Is it true that $\omega(Y):G\rightarrow \mathbb{R}$ is constant for any vector field $Y:G\rightarrow TG$ of $G$?
I see that if $Y$ is of the form $A^*$ for some $A\in \mathfrak{g}$ then $\omega(Y)$ is the constant function $A$.
Given $A\in \mathfrak{g}$, we have $A^*:G\rightarrow TG$ is defined as $A^*(g)=(L_g)_{*,e}(A)$.
We have $\omega(Y):G\rightarrow\mathbb{R}$ given by $g\mapsto \omega(g)(Y(g))$.
As $\omega$ is left invariant, we have $\omega(g)(v)=\omega(e)((L_{g^{-1}})_{*,g}(v))$.
For $Y=A^*$, we have $$\omega(g)(Y(g))=\omega(g)(A^*(g)) =\omega(e)((L_{g^{-1}})_{*,g}((L_g)_{*,e}(A)))=\omega(e)(A).$$ Thus, $\omega(Y):G\rightarrow \mathbb{R}$ is the constant function $\omega(e)(A)$ when $Y=A^*$.
Is it true for an arbitrary vector field $Y$ on $G$ that $\omega(Y)$ is constant for a left invariant $1$-form $\omega$ on $G$?
We have $d\omega(X,Y)=\frac{1}{2}(X(\omega(Y))-Y(\omega(X))-\omega[X,Y])$.
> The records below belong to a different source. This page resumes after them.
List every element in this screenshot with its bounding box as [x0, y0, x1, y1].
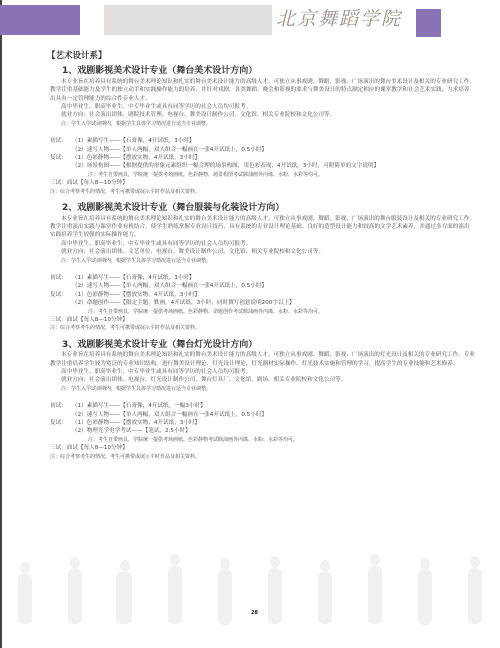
round2-label: 复试： [50, 419, 72, 427]
round2-item-2: （2）场景构图——【根据提供的形象元素组织一幅合理的场景构图，用色彩表现，4开试… [50, 162, 475, 170]
eligibility: 高中毕业生、职高毕业生、中专毕业生或具有同等学历的社会人员均可报考。 [50, 368, 475, 376]
major-section-1: 1、戏剧影视美术设计专业（舞台美术设计方向） 本专业旨在培养具有系统的舞台美术理… [50, 67, 475, 196]
section-title: 1、戏剧影视美术设计专业（舞台美术设计方向） [62, 67, 475, 75]
round3-interview: 三试：面试【每人8—10分钟】 [50, 316, 475, 324]
round2-note: 注：考生自带画具，学院统一提供考场画纸。色彩静物考试除油画外丙烯、水粉、水彩等均… [50, 436, 475, 444]
round1-item-2: （2）速写人物——【单人两幅，双人组合一幅画在一张4开试纸上，0.5小时】 [50, 146, 475, 154]
exam-requirements: 初试：（1）素描写生——【石膏像，4开试纸，一幅3小时】 （2）速写人物——【单… [50, 402, 475, 461]
header-gray-bar [104, 5, 272, 35]
dancer-silhouettes-decoration [0, 538, 500, 648]
round3-interview: 三试：面试【每人8—10分钟】 [50, 444, 475, 452]
round1-label: 初试： [50, 274, 72, 282]
round1-label: 初试： [50, 137, 72, 145]
adjustment-note: 注：学生入学试读期内，根据学生具体学习情况进行适当专业调整。 [50, 120, 475, 128]
employment: 就业方向：社会演出团体、电视台、灯光设计制作公司、舞台灯具厂、文化馆、剧场、相关… [50, 376, 475, 384]
exam-requirements: 初试：（1）素描写生——【石膏像，4开试纸，3小时】 （2）速写人物——【单人两… [50, 274, 475, 333]
round2-item-1: （1）色彩静物——【摆放实物，4开试纸，3小时】 [72, 291, 200, 299]
section-intro: 本专业旨在培养具有系统的舞台美术理论知识和扎实的舞台美术设计能力的高级人才。可独… [50, 78, 475, 103]
round1-item-2: （2）速写人物——【单人两幅，双人组合一幅画在一张4开试纸上，0.5小时】 [50, 282, 475, 290]
round2-label: 复试： [50, 291, 72, 299]
adjustment-note: 注：学生入学试读期内，根据学生具体学习情况进行适当专业调整。 [50, 385, 475, 393]
exam-requirements: 初试：（1）素描写生——【石膏像，4开试纸，3小时】 （2）速写人物——【单人两… [50, 137, 475, 196]
eligibility: 高中毕业生、职高毕业生、中专毕业生或具有同等学历的社会人员均可报考。 [50, 240, 475, 248]
header-accent-block-right [416, 9, 441, 37]
section-intro: 本专业旨在培养具有系统的舞台美术理论知识和扎实的舞台美术设计能力的高级人才。可独… [50, 215, 475, 240]
round2-note: 注：考生自带画具，学院统一提供考场画纸。色彩静物、场景构图考试除油画外丙烯、水粉… [50, 171, 475, 179]
round2-note: 注：考生自带画具，学院统一提供考场画纸。色彩静物、命题创作考试除油画外丙烯、水粉… [50, 308, 475, 316]
round1-label: 初试： [50, 402, 72, 410]
round3-note: 注：综合考察考生的情况，考生可携带或展示平时作品及相关资料。 [50, 324, 475, 332]
major-section-2: 2、戏剧影视美术设计专业（舞台服装与化装设计方向） 本专业旨在培养具有系统的舞台… [50, 204, 475, 333]
section-intro: 本专业旨在培养具有系统的舞台美术理论知识和扎实的舞台美术设计能力的高级人才。可独… [50, 351, 475, 368]
round2-item-2: （2）物理光学电学考试——【笔试，2.5小时】 [50, 427, 475, 435]
header-accent-block-left [0, 5, 80, 35]
section-title: 3、戏剧影视美术设计专业（舞台灯光设计方向） [62, 341, 475, 349]
employment: 就业方向：社会演出团体、文艺单位、电视台、舞美设计制作公司、文化馆、相关专业院校… [50, 248, 475, 256]
adjustment-note: 注：学生入学试读期内，根据学生具体学习情况进行适当专业调整。 [50, 257, 475, 265]
round2-item-1: （1）色彩静物——【摆放实物，4开试纸，3小时】 [72, 419, 200, 427]
section-title: 2、戏剧影视美术设计专业（舞台服装与化装设计方向） [62, 204, 475, 212]
round3-note: 注：综合考察考生的情况，考生可携带或展示平时作品及相关资料。 [50, 453, 475, 461]
page-left-border [0, 0, 2, 648]
document-body: 【艺术设计系】 1、戏剧影视美术设计专业（舞台美术设计方向） 本专业旨在培养具有… [50, 52, 475, 461]
round3-interview: 三试：面试【每人8—10分钟】 [50, 179, 475, 187]
department-heading: 【艺术设计系】 [47, 52, 475, 60]
employment: 就业方向：社会演出团体、剧院技术管理、电视台、舞美设计制作公司、文化馆、相关专业… [50, 111, 475, 119]
round1-item-1: （1）素描写生——【石膏像，4开试纸，一幅3小时】 [72, 402, 206, 410]
round1-item-1: （1）素描写生——【石膏像，4开试纸，3小时】 [72, 137, 195, 145]
round2-item-2: （2）命题创作——【限定主题，默画，4开试纸，3小时，同时撰写创意说明200字以… [50, 299, 475, 307]
round1-item-1: （1）素描写生——【石膏像，4开试纸，3小时】 [72, 274, 195, 282]
eligibility: 高中毕业生、职高毕业生、中专毕业生或具有同等学历的社会人员均可报考。 [50, 103, 475, 111]
round1-item-2: （2）速写人物——【单人两幅，双人组合一幅画在一张4开试纸上，0.5小时】 [50, 411, 475, 419]
page-number: 28 [251, 610, 258, 616]
round3-note: 注：综合考察考生的情况，考生可携带或展示平时作品及相关资料。 [50, 188, 475, 196]
round2-label: 复试： [50, 154, 72, 162]
school-logo-text: 北京舞蹈学院 [276, 4, 402, 31]
round2-item-1: （1）色彩静物——【摆放实物，4开试纸，3小时】 [72, 154, 200, 162]
major-section-3: 3、戏剧影视美术设计专业（舞台灯光设计方向） 本专业旨在培养具有系统的舞台美术理… [50, 341, 475, 461]
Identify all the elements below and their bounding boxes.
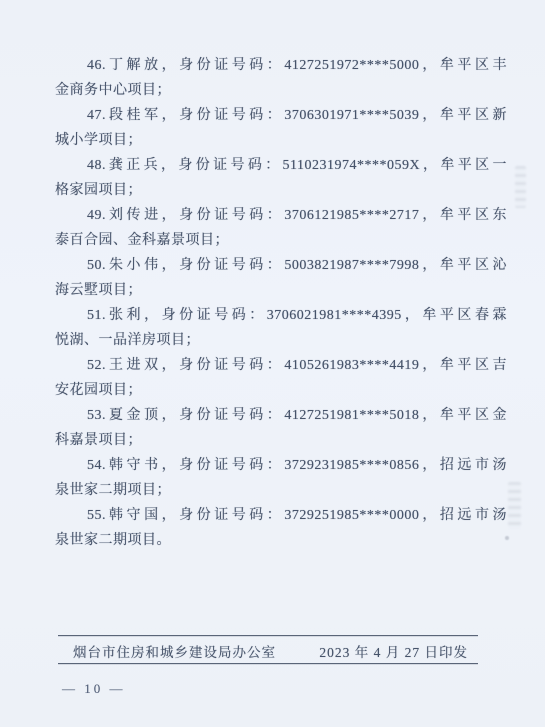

As mentioned above, $\omega(A^*)$ is constant, so, $B^*(\omega(A^*))$ is zero map and for similar reason $A^*(\omega(B^*))$ is zero map for any $A,B\in \mathfrak{g}$. So, $d\omega(A^*,B^*)=-\frac{1}{2}\omega[A^*,B^*]$.
In case $\omega(Y)$ is constant for any vector field $Y$ on $G$ we will then have $d\omega(X,Y)=-\frac{1}{2}\omega[X,Y]$.
I do not think this is true but wikipedia article says it is true for any vector fields $X,Y$ on $G$ not necessarily left invariant vector fields i.e., of the form $A^*,B^*$ for some $A,B\in \mathfrak{g}$.
EDIT : Wikipedia section says the following :
In particular, if $X$ and $Y$ are left-invariant, then $X(\omega (Y))=Y(\omega (X))=0,$ so $$d\omega (X,Y)+\frac{1}{2}[\omega (X),\omega (Y)]=0$$ but the left-invariant fields span the tangent space at any point (the push-forward of a basis in $T_eG$ under a diffeomorphism is still a basis), so the equation is true for any pair of vector fields $X$ and $Y$. This is known as the Maurer–Cartan equation.
No. Let $G=\mathbb{R}$ with coordinate $t$. The 1-form $\omega=\mathrm{d}t$ is left invariant. Now choose any non-constant vector field, e.g. $Y=t\frac{\partial}{\partial t}$. Then $\omega(Y)=t$.
Of course, as you say, evaluating a left-invariant 1-form on a left-invariant vector field does result in a constant function.
EDIT: To conclude the Maurer-Cartan equation just take arbitrary vector fields $X,Y$ and express them as $X=f_iX^i,Y=g_iX^i$ for some left-invariant vector fields $X^i$. Then notice that the equation is (bi)linear over functions so the case of left-invariant vector fields implies the general case.